24. IHS reserves the right to set off any loss, damage, liability or claim, which it may have against the Supplier/Sub-contractor in terms of this Order against it owes thereof.

25. IHS reserves the right to cancel this Order without incurring any liability whatsoever to the Supplier/Sub-contractor where goods/services is delayed beyond the stipulated period stated in this Order.

26. The terms of this Order shall be governed, interpreted and implemented in accordance with the laws of the Federal Republic of Nigeria.

27. Dispute arising between Parties in connection with this Order which cannot be resolved amicably by the parties shall be referred to arbitration. The place of arbitration shall be Lagos, Nigeria and the arbitral proceeding shall be conducted by a single arbitrator appointed pursuant to the provisions of the Arbitration and Conciliation Act, CAP. A18, Laws of the Federation of Nigeria, 2004 or any amendments or re-enactments thereof. It is the intention of the Parties that the arbitration shall be held and completed within 21 (twenty one) days of it being instituted.

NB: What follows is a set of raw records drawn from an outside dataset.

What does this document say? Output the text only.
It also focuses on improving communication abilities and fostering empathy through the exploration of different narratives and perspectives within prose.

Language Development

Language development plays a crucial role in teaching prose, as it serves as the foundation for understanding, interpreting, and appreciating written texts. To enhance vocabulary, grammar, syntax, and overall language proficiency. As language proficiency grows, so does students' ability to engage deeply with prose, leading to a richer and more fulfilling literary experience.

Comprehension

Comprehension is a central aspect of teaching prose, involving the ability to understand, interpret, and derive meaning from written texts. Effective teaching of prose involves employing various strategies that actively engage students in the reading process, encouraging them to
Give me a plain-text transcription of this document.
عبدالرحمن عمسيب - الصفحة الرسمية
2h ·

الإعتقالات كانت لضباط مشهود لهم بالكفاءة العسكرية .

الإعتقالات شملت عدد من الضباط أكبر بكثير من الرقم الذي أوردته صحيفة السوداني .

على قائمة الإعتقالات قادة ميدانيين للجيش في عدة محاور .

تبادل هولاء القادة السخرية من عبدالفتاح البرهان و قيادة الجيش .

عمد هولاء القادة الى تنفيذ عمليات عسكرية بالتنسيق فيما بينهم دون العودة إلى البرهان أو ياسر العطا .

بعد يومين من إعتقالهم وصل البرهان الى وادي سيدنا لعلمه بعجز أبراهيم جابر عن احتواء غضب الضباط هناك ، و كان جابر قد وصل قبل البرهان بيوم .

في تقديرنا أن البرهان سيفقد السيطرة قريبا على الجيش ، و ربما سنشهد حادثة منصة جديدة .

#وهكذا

28. The dispatch of goods or rendering of services against this Order shall be deemed to signify acceptance of the terms and conditions of this Order and price enumerated overleaf.

29. Except where otherwise agreed in writing, neither parties shall be liable to the other for special, collateral, exemplary, indirect, incidental or consequential damages (including without limitation to loss of goodwill, loss pf profits or revenues, loss of savings, loss of use, iterruptions of business, whether such damages occur prior or subsequent to, or are alleged as a result of, derelict or breach of any of the provisions of this agreement.)

30. Subject to the other provisions of any agreement, this Order shall be valid for a period of 90 days from the date of issuance.